“Her co-religionists,” answered Petronius.

“Who are they? What deity does she worship? I ought to know that better than thou.”

“Nearly every woman in Rome honors a different one. It is almost beyond doubt that Pomponia reared her in the religion of that deity which she herself worships; what one she worships I know not. One thing is certain, that no person has seen her make an offering to our gods in any temple. They have accused her even of being a Christian; but that is not possible; a domestic tribunal cleared her of the charge. They say that Christians not only worship an ass’s head, but are enemies of the human race, and permit the foulest crimes. Pomponia cannot be a Christian, as her virtue is known, and an enemy of the human race could not treat slaves as she does.”

“In no house are they treated as at Aulus’s,” interrupted Vinicius.

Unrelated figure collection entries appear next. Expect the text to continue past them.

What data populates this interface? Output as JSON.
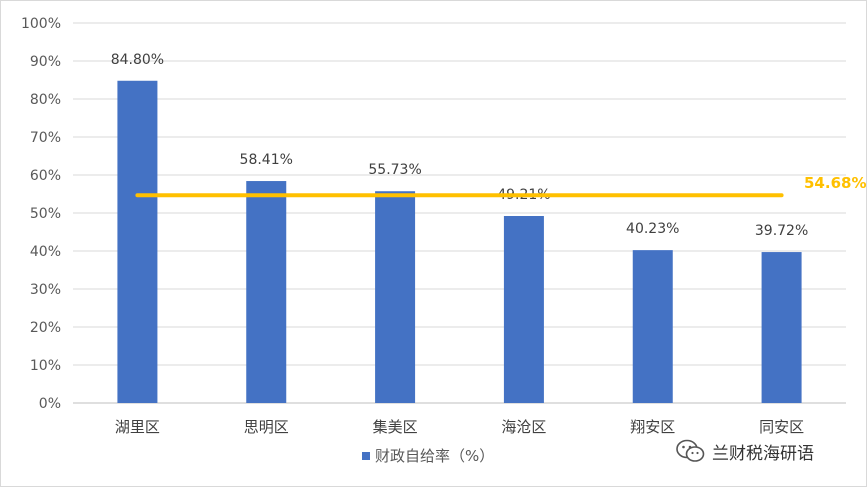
{
  "chart_data": {
    "type": "bar",
    "categories": [
      "湖里区",
      "思明区",
      "集美区",
      "海沧区",
      "翔安区",
      "同安区"
    ],
    "series": [
      {
        "name": "财政自给率（%）",
        "values": [
          84.8,
          58.41,
          55.73,
          49.21,
          40.23,
          39.72
        ],
        "labels": [
          "84.80%",
          "58.41%",
          "55.73%",
          "49.21%",
          "40.23%",
          "39.72%"
        ],
        "color": "#4472c4"
      }
    ],
    "reference_line": {
      "value": 54.68,
      "label": "54.68%",
      "color": "#ffc000"
    },
    "y_ticks": [
      "0%",
      "10%",
      "20%",
      "30%",
      "40%",
      "50%",
      "60%",
      "70%",
      "80%",
      "90%",
      "100%"
    ],
    "ylim": [
      0,
      100
    ],
    "grid": true,
    "legend_position": "bottom"
  },
  "watermark": {
    "text": "兰财税海研语",
    "icon": "wechat-icon"
  }
}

“Ah! Pomponia mentioned to me some god, who must be one powerful and merciful. Where she has put away all the others is her affair; it is enough that that Logos of hers cannot be very mighty, or rather he must be a very weak god, since he has had only two adherents,—Pomponia and Lygia,—and Ursus in addition. It must be that there are more of those adherents, and that they assisted Lygia.”

“That faith commands forgiveness,” said Vinicius. “At Acte’s I met Pomponia, who said to me: ‘May God forgive thee the evil which thou hast done to us and to Lygia.’”

“Evidently their God is some curator who is very mild. Ha! let him forgive thee, and in sign of forgiveness return thee the maiden.”

“I would offer him a hecatomb to-morrow! I have no wish for food, or the bath, or sleep. I will take a dark lantern and wander through the city. Perhaps I shall find her in disguise. I am sick.”

Petronius looked at him with commiseration. In fact, there was blue under his eyes, his pupils were gleaming with fever, his unshaven beard indicated a dark strip on his firmly outlined jaws, his hair was in disorder, and he was really like a sick man. Iras and the golden-haired Eunice looked at him also with sympathy; but he seemed not to see them, and he and Petronius took no notice whatever of the slave women, just as they would not have noticed dogs moving around them.

“Fever is tormenting thee,” said Petronius.